Apologia” – an Ancient Greek term for the speech of self-defense – can assume a few well-known forms. They include: denial (“I didn’t do it”), differentiation (“It wasn’t what you think, it was something else”), bolstering (“Important people approve of what I did, so you should, too”) and transcendence (“Let’s focus on what is really important here – the big picture”).

Trump’s apologia has been primarily based upon denial and differentiation. He wants to persuade Americans that he did nothing wrong and that things are not what they appear to be.

To buttress this, his defenders relied upon what rhetoric scholars call “points of stasis,” which are questions that debaters since Aristotle have used to develop their most persuasive appeals.

Points of stasis deal with four questions: What happened? How should we understand it? How should we value it? What should we do about it?

In coming up with answers to these questions, debaters will attempt to frame what happened, influence how we should understand it, dictate how we should value it and outline what should be done about it.

When paired with apologia, points of stasis can be used to try to wiggle out of difficult situations. They can help an audience understand new information from the perspective of your side and mitigate damaging charges.

For example, Trump’s lawyer, Rudy Giuliani, attempted to explain what happened when he released a statement denying that Trump was implicated at all in the Cohen matter. “There is no allegation of any wrongdoing against the President in the government’s charges against Mr. Cohen,” it read, framing the events in a way that vindicated Trump from any wrongdoing.

But, you might wonder, if Trump wasn’t specifically implicated in Cohen’s guilty plea, then how should we understand what happened? Didn’t hush money still get paid to help the campaign?

To shape how observers might make sense of this, lawyer Alan Dershowitz, the author of the book “The Case Against Impeaching Trump,” appeared on CNN, “Tucker Carlson Tonight” and “Fox and Friends” to argue that everyone commits campaign finance violations – and that campaign finance rules are incomprehensible anyway.

In other words, viewers should realize that this is something really common in politics – an easy mistake to make that shouldn’t be thought of as a big deal.

According to Dershowitz, campaign finance violations are trivial infractions like jaywalking. And if hush money were paid, while it’s not exactly noble behavior, it isn’t a crime. Little value, he seems to be saying, should attributed to the crimes – if they were committed at all.

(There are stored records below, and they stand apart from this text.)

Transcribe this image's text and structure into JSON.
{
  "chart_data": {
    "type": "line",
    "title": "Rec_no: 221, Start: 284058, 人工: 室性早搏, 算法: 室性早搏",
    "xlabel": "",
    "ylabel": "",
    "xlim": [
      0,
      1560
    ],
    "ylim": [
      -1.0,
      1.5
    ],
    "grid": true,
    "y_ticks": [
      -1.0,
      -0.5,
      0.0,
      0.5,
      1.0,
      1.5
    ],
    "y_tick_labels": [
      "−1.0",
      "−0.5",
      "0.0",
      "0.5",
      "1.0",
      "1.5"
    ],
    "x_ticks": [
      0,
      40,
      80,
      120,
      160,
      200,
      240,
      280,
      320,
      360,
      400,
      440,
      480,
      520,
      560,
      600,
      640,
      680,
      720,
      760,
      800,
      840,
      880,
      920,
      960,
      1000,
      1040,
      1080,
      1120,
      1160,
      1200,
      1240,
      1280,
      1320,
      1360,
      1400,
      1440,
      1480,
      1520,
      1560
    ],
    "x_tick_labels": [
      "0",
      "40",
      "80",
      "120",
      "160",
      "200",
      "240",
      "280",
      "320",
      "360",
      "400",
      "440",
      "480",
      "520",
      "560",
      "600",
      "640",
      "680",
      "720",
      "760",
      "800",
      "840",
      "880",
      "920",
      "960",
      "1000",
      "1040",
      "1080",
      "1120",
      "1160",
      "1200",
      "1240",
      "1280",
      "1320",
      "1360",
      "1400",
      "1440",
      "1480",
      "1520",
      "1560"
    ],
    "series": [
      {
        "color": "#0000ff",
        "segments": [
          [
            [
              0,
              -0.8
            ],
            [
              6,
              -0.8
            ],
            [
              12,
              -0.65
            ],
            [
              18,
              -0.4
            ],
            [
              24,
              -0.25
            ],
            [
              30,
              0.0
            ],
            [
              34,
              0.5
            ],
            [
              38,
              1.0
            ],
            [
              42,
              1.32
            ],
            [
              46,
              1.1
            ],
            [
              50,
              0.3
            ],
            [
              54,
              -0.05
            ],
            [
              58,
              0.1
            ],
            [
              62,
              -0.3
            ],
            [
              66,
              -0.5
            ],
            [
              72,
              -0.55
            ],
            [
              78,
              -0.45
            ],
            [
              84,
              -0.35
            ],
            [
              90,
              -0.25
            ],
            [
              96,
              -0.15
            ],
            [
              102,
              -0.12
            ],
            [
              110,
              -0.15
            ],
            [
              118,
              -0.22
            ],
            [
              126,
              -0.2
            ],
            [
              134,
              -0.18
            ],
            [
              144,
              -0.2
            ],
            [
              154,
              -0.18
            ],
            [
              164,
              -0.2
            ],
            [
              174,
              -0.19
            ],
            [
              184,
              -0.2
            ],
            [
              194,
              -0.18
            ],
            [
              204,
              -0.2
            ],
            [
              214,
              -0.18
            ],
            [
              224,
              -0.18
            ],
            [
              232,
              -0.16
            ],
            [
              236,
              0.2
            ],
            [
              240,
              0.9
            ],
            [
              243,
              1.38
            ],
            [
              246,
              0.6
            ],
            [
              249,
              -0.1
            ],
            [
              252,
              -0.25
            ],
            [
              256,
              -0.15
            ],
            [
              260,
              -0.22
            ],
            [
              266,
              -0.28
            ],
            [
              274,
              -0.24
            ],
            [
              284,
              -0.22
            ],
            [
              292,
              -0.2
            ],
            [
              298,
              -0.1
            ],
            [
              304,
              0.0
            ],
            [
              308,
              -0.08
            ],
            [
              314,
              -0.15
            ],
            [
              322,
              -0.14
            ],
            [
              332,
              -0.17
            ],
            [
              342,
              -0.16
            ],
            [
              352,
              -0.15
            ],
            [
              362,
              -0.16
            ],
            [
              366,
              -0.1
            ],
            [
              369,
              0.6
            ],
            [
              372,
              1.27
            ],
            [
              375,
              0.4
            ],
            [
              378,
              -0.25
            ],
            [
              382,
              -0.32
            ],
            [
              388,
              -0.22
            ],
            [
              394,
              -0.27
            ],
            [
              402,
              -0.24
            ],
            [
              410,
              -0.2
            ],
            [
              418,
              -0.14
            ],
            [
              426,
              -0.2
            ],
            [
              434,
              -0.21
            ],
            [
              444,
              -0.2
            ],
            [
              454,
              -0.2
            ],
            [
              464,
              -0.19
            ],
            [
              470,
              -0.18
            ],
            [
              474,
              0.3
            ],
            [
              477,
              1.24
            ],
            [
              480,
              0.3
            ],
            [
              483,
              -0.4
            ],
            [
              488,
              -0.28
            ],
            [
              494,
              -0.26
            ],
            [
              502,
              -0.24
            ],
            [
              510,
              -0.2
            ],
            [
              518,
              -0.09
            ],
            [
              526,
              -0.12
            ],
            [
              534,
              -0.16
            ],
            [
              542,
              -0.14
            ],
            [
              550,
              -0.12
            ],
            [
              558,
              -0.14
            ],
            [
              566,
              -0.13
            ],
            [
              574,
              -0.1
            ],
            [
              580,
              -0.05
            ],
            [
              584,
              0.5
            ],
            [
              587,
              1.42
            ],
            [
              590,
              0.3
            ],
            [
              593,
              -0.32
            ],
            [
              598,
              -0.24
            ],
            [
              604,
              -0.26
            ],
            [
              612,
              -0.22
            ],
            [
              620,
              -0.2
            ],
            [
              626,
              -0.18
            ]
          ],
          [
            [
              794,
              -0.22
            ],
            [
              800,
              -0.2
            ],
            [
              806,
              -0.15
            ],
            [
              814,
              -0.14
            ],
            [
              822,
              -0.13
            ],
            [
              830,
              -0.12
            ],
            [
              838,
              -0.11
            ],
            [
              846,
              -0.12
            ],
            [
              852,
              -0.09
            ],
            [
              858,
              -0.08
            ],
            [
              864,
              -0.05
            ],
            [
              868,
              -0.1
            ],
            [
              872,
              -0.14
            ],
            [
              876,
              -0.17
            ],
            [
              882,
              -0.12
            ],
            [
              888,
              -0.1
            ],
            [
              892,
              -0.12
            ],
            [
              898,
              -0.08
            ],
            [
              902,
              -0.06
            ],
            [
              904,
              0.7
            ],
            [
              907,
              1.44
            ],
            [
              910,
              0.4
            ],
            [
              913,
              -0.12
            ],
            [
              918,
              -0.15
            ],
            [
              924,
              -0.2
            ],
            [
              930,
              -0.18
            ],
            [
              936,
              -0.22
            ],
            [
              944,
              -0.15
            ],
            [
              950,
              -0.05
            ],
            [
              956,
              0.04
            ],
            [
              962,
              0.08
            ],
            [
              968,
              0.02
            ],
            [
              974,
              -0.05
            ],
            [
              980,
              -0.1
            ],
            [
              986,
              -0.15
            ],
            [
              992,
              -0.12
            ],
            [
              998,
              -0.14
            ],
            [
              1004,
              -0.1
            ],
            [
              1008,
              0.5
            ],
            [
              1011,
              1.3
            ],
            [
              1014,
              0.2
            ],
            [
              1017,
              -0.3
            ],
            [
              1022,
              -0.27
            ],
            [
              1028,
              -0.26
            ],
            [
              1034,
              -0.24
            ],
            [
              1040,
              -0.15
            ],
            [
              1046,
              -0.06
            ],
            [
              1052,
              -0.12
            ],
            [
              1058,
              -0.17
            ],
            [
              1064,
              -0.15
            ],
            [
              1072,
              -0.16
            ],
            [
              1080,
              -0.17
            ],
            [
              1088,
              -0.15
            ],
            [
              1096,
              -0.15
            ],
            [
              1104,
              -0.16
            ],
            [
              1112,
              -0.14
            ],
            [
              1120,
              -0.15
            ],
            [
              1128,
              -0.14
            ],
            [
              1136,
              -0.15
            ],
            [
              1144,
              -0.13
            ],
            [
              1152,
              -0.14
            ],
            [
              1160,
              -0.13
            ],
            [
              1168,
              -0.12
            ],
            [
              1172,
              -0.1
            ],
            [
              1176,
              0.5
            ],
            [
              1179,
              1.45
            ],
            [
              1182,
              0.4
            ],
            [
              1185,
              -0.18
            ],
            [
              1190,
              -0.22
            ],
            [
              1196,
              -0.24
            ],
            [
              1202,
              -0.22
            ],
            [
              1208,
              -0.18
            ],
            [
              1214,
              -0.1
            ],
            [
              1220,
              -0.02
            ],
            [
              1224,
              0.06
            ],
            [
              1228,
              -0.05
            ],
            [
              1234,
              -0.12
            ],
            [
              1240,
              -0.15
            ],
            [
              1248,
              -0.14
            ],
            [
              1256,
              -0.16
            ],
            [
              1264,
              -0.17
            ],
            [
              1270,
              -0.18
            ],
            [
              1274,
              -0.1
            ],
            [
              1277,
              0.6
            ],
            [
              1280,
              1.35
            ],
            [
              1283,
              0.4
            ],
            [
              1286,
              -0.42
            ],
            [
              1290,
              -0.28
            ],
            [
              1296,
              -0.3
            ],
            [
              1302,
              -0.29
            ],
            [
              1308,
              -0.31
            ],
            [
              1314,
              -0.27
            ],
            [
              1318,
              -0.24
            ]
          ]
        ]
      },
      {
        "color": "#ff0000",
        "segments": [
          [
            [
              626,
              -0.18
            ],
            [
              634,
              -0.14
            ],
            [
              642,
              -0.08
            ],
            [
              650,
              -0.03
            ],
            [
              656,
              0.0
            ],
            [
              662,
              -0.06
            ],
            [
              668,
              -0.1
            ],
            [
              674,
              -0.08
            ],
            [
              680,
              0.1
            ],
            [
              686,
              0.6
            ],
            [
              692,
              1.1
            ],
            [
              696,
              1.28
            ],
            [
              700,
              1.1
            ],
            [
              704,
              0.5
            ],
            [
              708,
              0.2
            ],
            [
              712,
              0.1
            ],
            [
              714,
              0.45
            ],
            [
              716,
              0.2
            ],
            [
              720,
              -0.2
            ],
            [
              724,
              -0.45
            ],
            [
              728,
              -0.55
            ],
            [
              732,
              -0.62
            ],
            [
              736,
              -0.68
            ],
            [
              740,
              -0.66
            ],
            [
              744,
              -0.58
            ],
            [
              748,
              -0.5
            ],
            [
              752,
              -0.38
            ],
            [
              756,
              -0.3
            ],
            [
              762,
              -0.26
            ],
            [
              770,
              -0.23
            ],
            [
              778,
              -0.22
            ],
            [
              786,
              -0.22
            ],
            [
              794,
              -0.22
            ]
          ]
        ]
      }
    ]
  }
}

Furthermore, there’s not much that can even be done about it, they say. A sitting president cannot be indicted (and therefore audiences and courts do not get to judge). And even if it were crime, it isn’t a “high crime,” so it isn’t an impeachable offense.

To recap the points of stasis:

  • What happened? There’s no allegation of wrongdoing by the president in the government’s charges.

  • How should we understand Cohen’s guilty plea? It’s a mere campaign finance violation, which everyone commits.

  • What sort of stock should we put into this crime? It’s like jaywalking.

  • What if Trump paid hush money? Not great, but not illegal.

  • What can be done about it? Nothing. The president can’t be indicted.

In the days since Cohen’s plea deal, these points of stasis have been repeated to shore up Trump’s denial of wrongdoing and differentiate campaign finance violations from “high crimes and misdemeanors,” the phrase in the Constitution that describes impeachable offenses.

Of course, this isn’t playing out in a courtroom or in the Athenian Agora. Instead, it’s playing out in the court of public opinion. Impeachment is a political process, and it seems to hinge on whether enough voters get fully behind the effort.

In this sense, one bolstering strategy may resound the most. Trump’s base is so firmly in his camp, some of his backers in the media have argued, that this news won’t hurt Trump’s political standing.

It doesn’t really matter if he is an unindicted co-conspirator, they say – because his supporters won’t care.

Trump may have enough support for now to stay afloat. How long he can tread water is unclear.